Define a maintenance window

Define the scope of your maintenance window

By default a maintenance window is defined for your entire environment. By using scopes you can define fine-grained boundaries for monitored entities that are affected by a maintenance window.

You can include entity tags for specific Applications, Services, or Hosts (see host tag example in the image below) or for tagged groups of components (for example, all hosts that have the tag PROD.

The scope can also be set to any process group where every process that is grouped under the same process group is affected.

Maintenance scope

Define maintenance windows using the REST API

Your DevOps team may prefer to use our automation REST API to define maintenance windows. With our REST API, you get all the functionality you need to read, create, and update maintenance window configurations. To view all defined maintenance windows, execute an HTTP GET call to /api/v1/maintenance/. The result is shown below:

[
	{
		"id":"New application deployment",
		"type":"Planned",
		"description":
		"We will deploy a new easyTravel application version",
		"suppressAlerts":false,
		"suppressProblems":false,
		"scope":null,
		"schedule":{
			"type":"Day",
			"timezoneId":
			"Europe/Vienna",
			"maintenanceStart":"2017-08-29 14:43",
			"maintenanceEnd":"2017-08-29 15:43",
			"recurrence":{
				"start":"14:43","duration":556
			}
		}
	}
]

An HTTP POST request to /api/v1/maintenance/ with the payload below creates a new maintenance window:

{
	"id" : "theWindowId",
	"type": "Planned",
	"description" : "Again another release",
	"suppressAlerts" : true,
	"suppressProblems" : false,
	"scope" : {
		"entities" : [
			"HOST-0B3371A5AC53FF12", "SERVICE-13FA1F30530CDEE1"
		],
		"matches" : [
			{
				"type" : "HOST",
				"tags" : [
					{
						"context" : "AWS",
						"key" : "myTag1",
						"value" : "myValue1"
					},
					{	"key" : "myTag2" }
				]
			}
		]
	},
	"schedule" : {
		"type" : "Month",
		"timezoneId" : "Universal",
		"maintenanceStart" : "2017-01-01 00:00",
		"maintenanceEnd" : "2017-10-01 00:00",
		"recurrence" : {
			"dayOfMonth" : 4,
			"start" : "11:00",
			"duration" : 30
		}
	}
}

Refer to DESK Help for more details about our maintenance window API.

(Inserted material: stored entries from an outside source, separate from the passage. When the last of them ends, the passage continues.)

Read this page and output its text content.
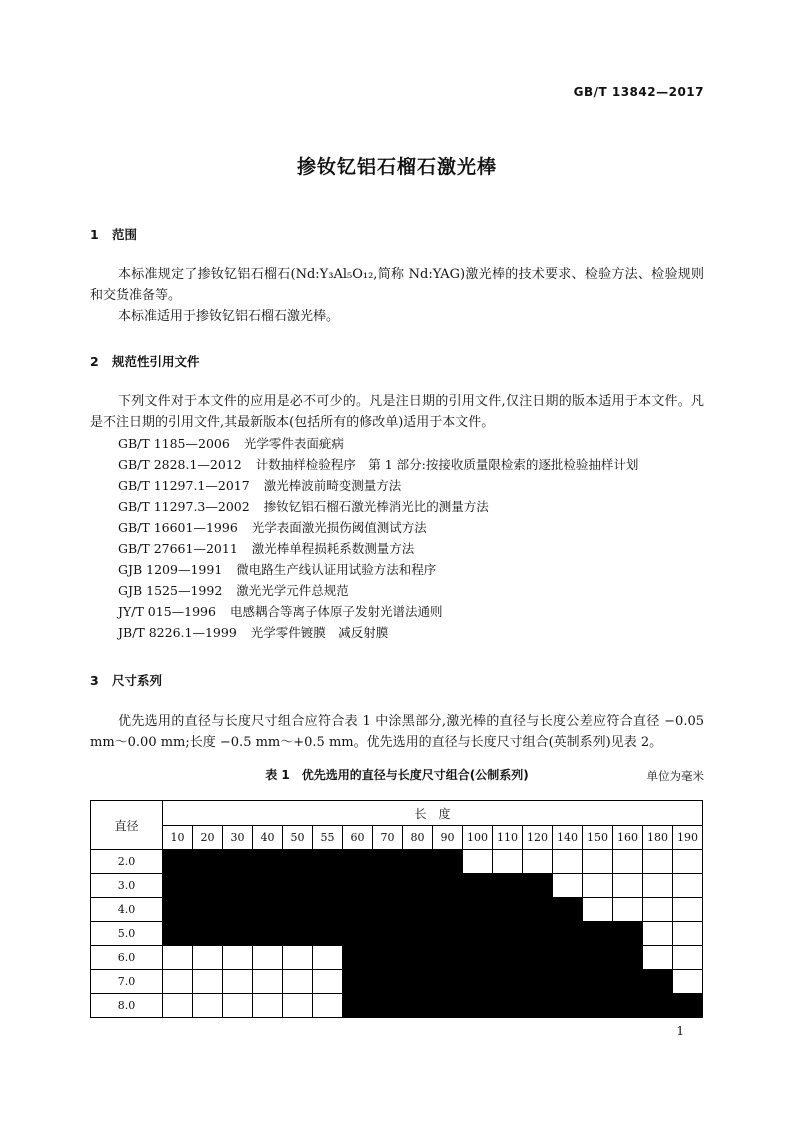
GB/T 13842—2017
掺钕钇铝石榴石激光棒
1 范围

本标准规定了掺钕钇铝石榴石(Nd:Y₃Al₅O₁₂,简称 Nd:YAG)激光棒的技术要求、检验方法、检验规则和交货准备等。

本标准适用于掺钕钇铝石榴石激光棒。

2 规范性引用文件

下列文件对于本文件的应用是必不可少的。凡是注日期的引用文件,仅注日期的版本适用于本文件。凡是不注日期的引用文件,其最新版本(包括所有的修改单)适用于本文件。

GB/T 1185—2006 光学零件表面疵病
GB/T 2828.1—2012 计数抽样检验程序　第 1 部分:按接收质量限检索的逐批检验抽样计划
GB/T 11297.1—2017 激光棒波前畸变测量方法
GB/T 11297.3—2002 掺钕钇铝石榴石激光棒消光比的测量方法
GB/T 16601—1996 光学表面激光损伤阈值测试方法
GB/T 27661—2011 激光棒单程损耗系数测量方法
GJB 1209—1991 微电路生产线认证用试验方法和程序
GJB 1525—1992 激光光学元件总规范
JY/T 015—1996 电感耦合等离子体原子发射光谱法通则
JB/T 8226.1—1999 光学零件镀膜　减反射膜
3 尺寸系列

优先选用的直径与长度尺寸组合应符合表 1 中涂黑部分,激光棒的直径与长度公差应符合直径 −0.05 mm～0.00 mm;长度 −0.5 mm～+0.5 mm。优先选用的直径与长度尺寸组合(英制系列)见表 2。

表 1　优先选用的直径与长度尺寸组合(公制系列)	单位为毫米
直径	长　度																	
	10	20	30	40	50	55	60	70	80	90	100	110	120	140	150	160	180	190
2.0																		
3.0																		
4.0																		
5.0																		
6.0																		
7.0																		
8.0																		
1
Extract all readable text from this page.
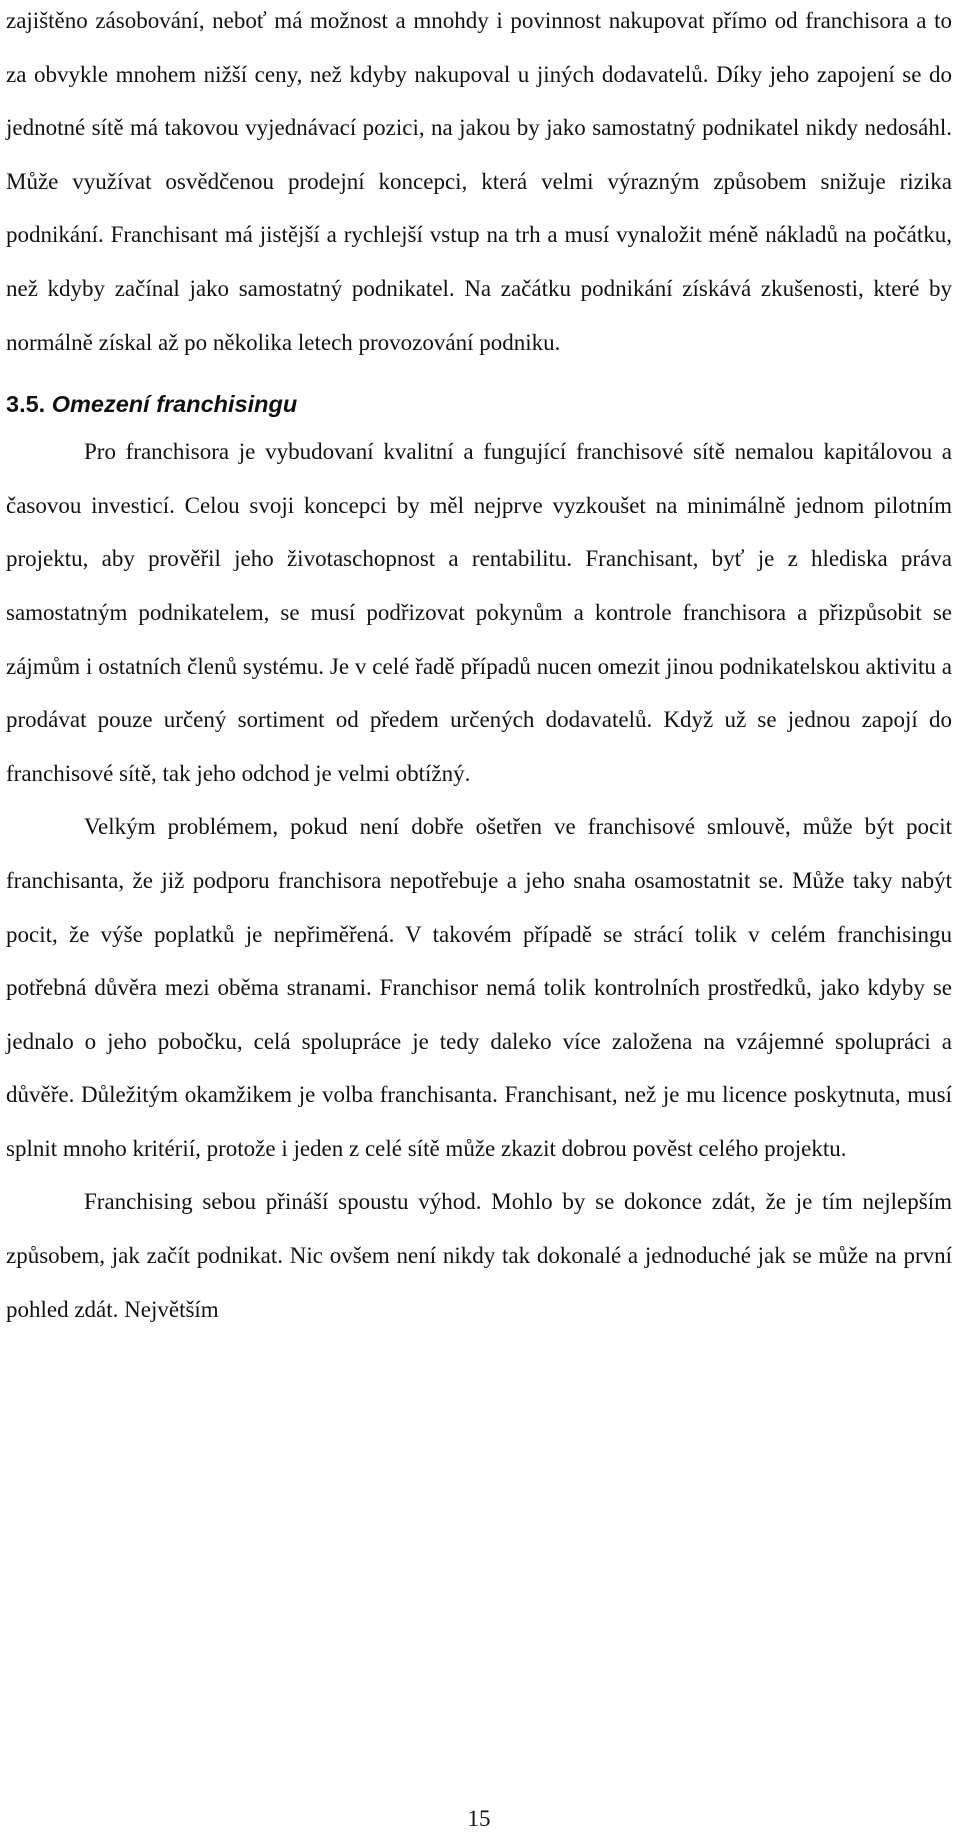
zajištěno zásobování, neboť má možnost a mnohdy i povinnost nakupovat přímo od franchisora a to za obvykle mnohem nižší ceny, než kdyby nakupoval u jiných dodavatelů. Díky jeho zapojení se do jednotné sítě má takovou vyjednávací pozici, na jakou by jako samostatný podnikatel nikdy nedosáhl. Může využívat osvědčenou prodejní koncepci, která velmi výrazným způsobem snižuje rizika podnikání. Franchisant má jistější a rychlejší vstup na trh a musí vynaložit méně nákladů na počátku, než kdyby začínal jako samostatný podnikatel. Na začátku podnikání získává zkušenosti, které by normálně získal až po několika letech provozování podniku.

3.5. Omezení franchisingu

Pro franchisora je vybudovaní kvalitní a fungující franchisové sítě nemalou kapitálovou a časovou investicí. Celou svoji koncepci by měl nejprve vyzkoušet na minimálně jednom pilotním projektu, aby prověřil jeho životaschopnost a rentabilitu. Franchisant, byť je z hlediska práva samostatným podnikatelem, se musí podřizovat pokynům a kontrole franchisora a přizpůsobit se zájmům i ostatních členů systému. Je v celé řadě případů nucen omezit jinou podnikatelskou aktivitu a prodávat pouze určený sortiment od předem určených dodavatelů. Když už se jednou zapojí do franchisové sítě, tak jeho odchod je velmi obtížný.

Velkým problémem, pokud není dobře ošetřen ve franchisové smlouvě, může být pocit franchisanta, že již podporu franchisora nepotřebuje a jeho snaha osamostatnit se. Může taky nabýt pocit, že výše poplatků je nepřiměřená. V takovém případě se strácí tolik v celém franchisingu potřebná důvěra mezi oběma stranami. Franchisor nemá tolik kontrolních prostředků, jako kdyby se jednalo o jeho pobočku, celá spolupráce je tedy daleko více založena na vzájemné spolupráci a důvěře. Důležitým okamžikem je volba franchisanta. Franchisant, než je mu licence poskytnuta, musí splnit mnoho kritérií, protože i jeden z celé sítě může zkazit dobrou pověst celého projektu.

Franchising sebou přináší spoustu výhod. Mohlo by se dokonce zdát, že je tím nejlepším způsobem, jak začít podnikat. Nic ovšem není nikdy tak dokonalé a jednoduché jak se může na první pohled zdát. Největším

15
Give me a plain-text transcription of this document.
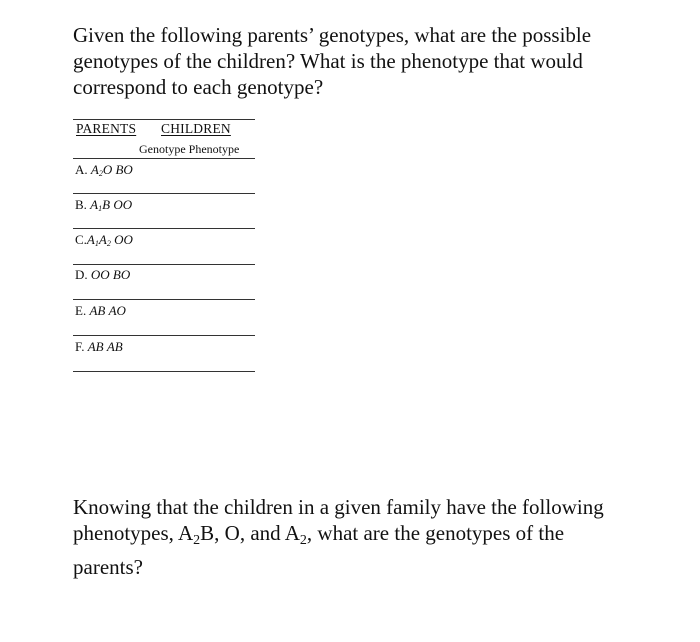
Given the following parents’ genotypes, what are the possible genotypes of the children? What is the phenotype that would correspond to each genotype?

PARENTS CHILDREN
Genotype Phenotype
A. $A_2O$ BO
B. $A_1B$ OO
$C.A_1A_2$ OO
D. OO BO
E. AB AO
F. AB AB

Knowing that the children in a given family have the following phenotypes, $A_2B$, O, and $A_2$, what are the genotypes of the parents?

How maintenance windows work

Once you’ve defined your maintenance windows, DESK flags all problems that occur during maintenance windows with a special maintenance icon (wrench and bolt, see examples below). The Problems page filters include an Under maintenance filter that enables you to view a list of problems that occurred during maintenance windows. If you choose to completely disable problem detection during maintenance windows, no detected problems will be displayed on the Problems page (see example below). Note that in this case the detected problems will never be displayed, even if they still exist after the maintenance period is over.

Maintenance problems

Even if you're viewing a host overview page and you select a global timeframe in which the selected host was under maintenance, DESK shows you the details on the Maintenance tile. If the host is included in multiple maintenance periods, DESK shows you the most recent window and a count of how many maintenance windows the host experienced during the selected timeframe.

Maintenance mode on entity pages

Maintenance windows enable DESK to identify periods of possibly abnormal operation, such as downtimes, reduced performance periods, and high-traffic events during load tests. Defining maintenance windows during abnormal operation times helps you reduce alert spam and keep your baseline clean for accurate monitoring and alerting. By providing a convenient and powerful automation API your DevOps teams can automatically create or modify maintenance windows in sync with your release pipeline.